Gold Rebounds From 8-Week Low as Investors Weigh U.S. Shutdown

October 2, 2013

LONDON (Oct 2) Gold rebounded after reaching an eight-week low in London as investors weighed a U.S. government shutdown and the outlook for U.S. stimulus.

U.S. lawmakers still need to agree on raising the debt limit to avoid a default after Oct. 17, following the government’s first partial shutdown in 17 years. The shutdown began after House and Senate lawmakers failed to agree on a spending plan for the fiscal year that started yesterday.

Gold is set for the first annual drop in 13 years as some investors lost faith in the metal as a store of value. Holdings in gold-backed exchange-traded products slid 27 percent this year on speculation the Federal Reserve will slow debt purchases. While the Fed said last month it will delay reducing stimulus, economists surveyed by Bloomberg Sept. 18-19 expect the first step in cutting bond buying in December.

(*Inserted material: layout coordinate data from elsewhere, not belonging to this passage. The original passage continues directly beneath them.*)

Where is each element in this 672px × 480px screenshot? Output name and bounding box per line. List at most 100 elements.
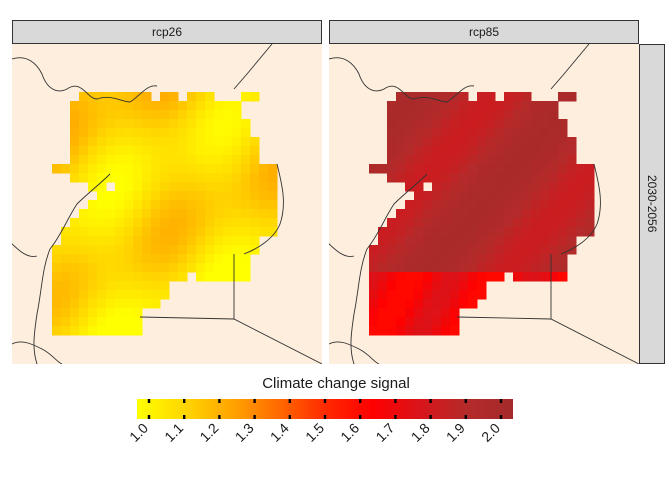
- raster-cell: [522, 137, 532, 147]
- raster-cell: [423, 119, 433, 129]
- raster-cell: [432, 164, 442, 174]
- raster-cell: [160, 254, 170, 264]
- raster-cell: [450, 173, 460, 183]
- raster-cell: [396, 218, 406, 228]
- raster-cell: [522, 101, 532, 111]
- raster-cell: [52, 317, 62, 327]
- raster-cell: [259, 173, 269, 183]
- raster-cell: [115, 236, 125, 246]
- raster-cell: [232, 164, 242, 174]
- raster-cell: [513, 227, 523, 237]
- raster-cell: [214, 218, 224, 228]
- raster-cell: [124, 92, 134, 102]
- raster-cell: [405, 281, 415, 291]
- raster-cell: [414, 227, 424, 237]
- raster-cell: [196, 227, 206, 237]
- raster-cell: [423, 272, 433, 282]
- raster-cell: [97, 209, 107, 219]
- raster-cell: [106, 164, 116, 174]
- raster-cell: [259, 209, 269, 219]
- raster-cell: [124, 317, 134, 327]
- raster-cell: [387, 155, 397, 165]
- raster-cell: [405, 218, 415, 228]
- raster-cell: [97, 254, 107, 264]
- raster-cell: [133, 263, 143, 273]
- raster-cell: [79, 236, 89, 246]
- raster-cell: [414, 254, 424, 264]
- raster-cell: [459, 200, 469, 210]
- raster-cell: [549, 227, 559, 237]
- legend-tick-label: 1.6: [337, 420, 362, 445]
- raster-cell: [223, 209, 233, 219]
- raster-cell: [151, 191, 161, 201]
- raster-cell: [531, 110, 541, 120]
- raster-cell: [169, 182, 179, 192]
- raster-cell: [459, 236, 469, 246]
- raster-cell: [405, 317, 415, 327]
- raster-cell: [423, 299, 433, 309]
- raster-cell: [522, 164, 532, 174]
- raster-cell: [486, 92, 496, 102]
- raster-cell: [169, 200, 179, 210]
- raster-cell: [196, 218, 206, 228]
- raster-cell: [187, 110, 197, 120]
- raster-cell: [396, 128, 406, 138]
- raster-cell: [151, 137, 161, 147]
- raster-cell: [187, 164, 197, 174]
- raster-cell: [486, 272, 496, 282]
- raster-cell: [387, 326, 397, 336]
- raster-cell: [133, 173, 143, 183]
- raster-cell: [459, 218, 469, 228]
- raster-cell: [540, 146, 550, 156]
- raster-cell: [495, 128, 505, 138]
- raster-cell: [477, 92, 487, 102]
- raster-cell: [468, 299, 478, 309]
- raster-cell: [414, 164, 424, 174]
- map-panel-rcp26: [12, 44, 322, 364]
- raster-cell: [79, 137, 89, 147]
- raster-cell: [196, 209, 206, 219]
- raster-cell: [495, 182, 505, 192]
- raster-cell: [169, 155, 179, 165]
- raster-cell: [495, 209, 505, 219]
- raster-cell: [133, 119, 143, 129]
- raster-cell: [522, 119, 532, 129]
- raster-cell: [477, 281, 487, 291]
- border-line: [329, 57, 475, 103]
- raster-cell: [369, 272, 379, 282]
- raster-cell: [241, 164, 251, 174]
- raster-cell: [250, 245, 260, 255]
- raster-cell: [259, 200, 269, 210]
- border-line: [329, 341, 380, 364]
- raster-cell: [459, 119, 469, 129]
- raster-cell: [115, 227, 125, 237]
- raster-cell: [549, 155, 559, 165]
- raster-cell: [522, 254, 532, 264]
- raster-cell: [531, 236, 541, 246]
- raster-cell: [450, 281, 460, 291]
- raster-cell: [79, 281, 89, 291]
- raster-cell: [196, 173, 206, 183]
- raster-cell: [169, 128, 179, 138]
- raster-cell: [223, 200, 233, 210]
- raster-cell: [468, 173, 478, 183]
- raster-cell: [160, 173, 170, 183]
- raster-cell: [477, 101, 487, 111]
- raster-cell: [414, 191, 424, 201]
- raster-cell: [540, 191, 550, 201]
- raster-cell: [468, 254, 478, 264]
- raster-cell: [259, 218, 269, 228]
- raster-cell: [178, 101, 188, 111]
- raster-cell: [223, 272, 233, 282]
- raster-cell: [450, 272, 460, 282]
- raster-cell: [187, 182, 197, 192]
- raster-cell: [414, 236, 424, 246]
- raster-cell: [79, 263, 89, 273]
- raster-cell: [205, 263, 215, 273]
- raster-cell: [79, 290, 89, 300]
- raster-cell: [151, 209, 161, 219]
- raster-cell: [205, 236, 215, 246]
- raster-cell: [549, 200, 559, 210]
- raster-cell: [178, 128, 188, 138]
- raster-cell: [513, 236, 523, 246]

“Between the U.S. government shutdown and Fed tapering, the risk to markets are nowhere near gone,” Jordan Eliseo, chief economist at the Australian Bullion Company Ltd., said by phone from Sydney. “Some people still look to gold to hedge against economic uncertainty. The bigger issues are the debt ceiling debate and the month-to-month decisions by the Fed.”

Gold for immediate delivery rose 0.3 percent at $1,291.88 an ounce by 9:39 a.m. in London. Prices reached $1,277.15, the lowest since Aug. 7. Bullion for December delivery gained 0.4 percent to $1,291.60 on the Comex in New York. Futures trading volume was 11 percent below the average for the past 100 days for this time of day, data compiled by Bloomberg showed.

 

Debt Limit

Treasury Secretary Jacob J. Lew urged Congress to extend the nation’s borrowing authority “immediately,” in a letter addressed to House Speaker John Boehner dated yesterday. Lew said the U.S. began using the final extraordinary measures to avoid breaching the debt limit, and repeated that they will be exhausted no later than Oct. 17.

Gold dropped 3.1 percent yesterday, the most in more than two weeks, as global equities gained 0.7 percent.

“The market does not think that the U.S. government shutdown will last long,” Sharps Pixley Ltd., a brokerage handling physical bullion in London, wrote today in a report. “A last-minute debt deal could raise the safe-haven bid for gold while economic damages from the U.S. shutdown could delay the Fed’s tapering and support the gold price.”

Silver for immediate delivery fell 0.3 percent to $21.1152 an ounce in London, after reaching $20.6217 yesterday, the lowest since Aug. 12. Palladium slipped 0.9 percent to $713.78 an ounce. Platinum declined 0.2 percent to $1,383.10 an ounce. It fell to $1,373.68 yesterday, the lowest since July 11.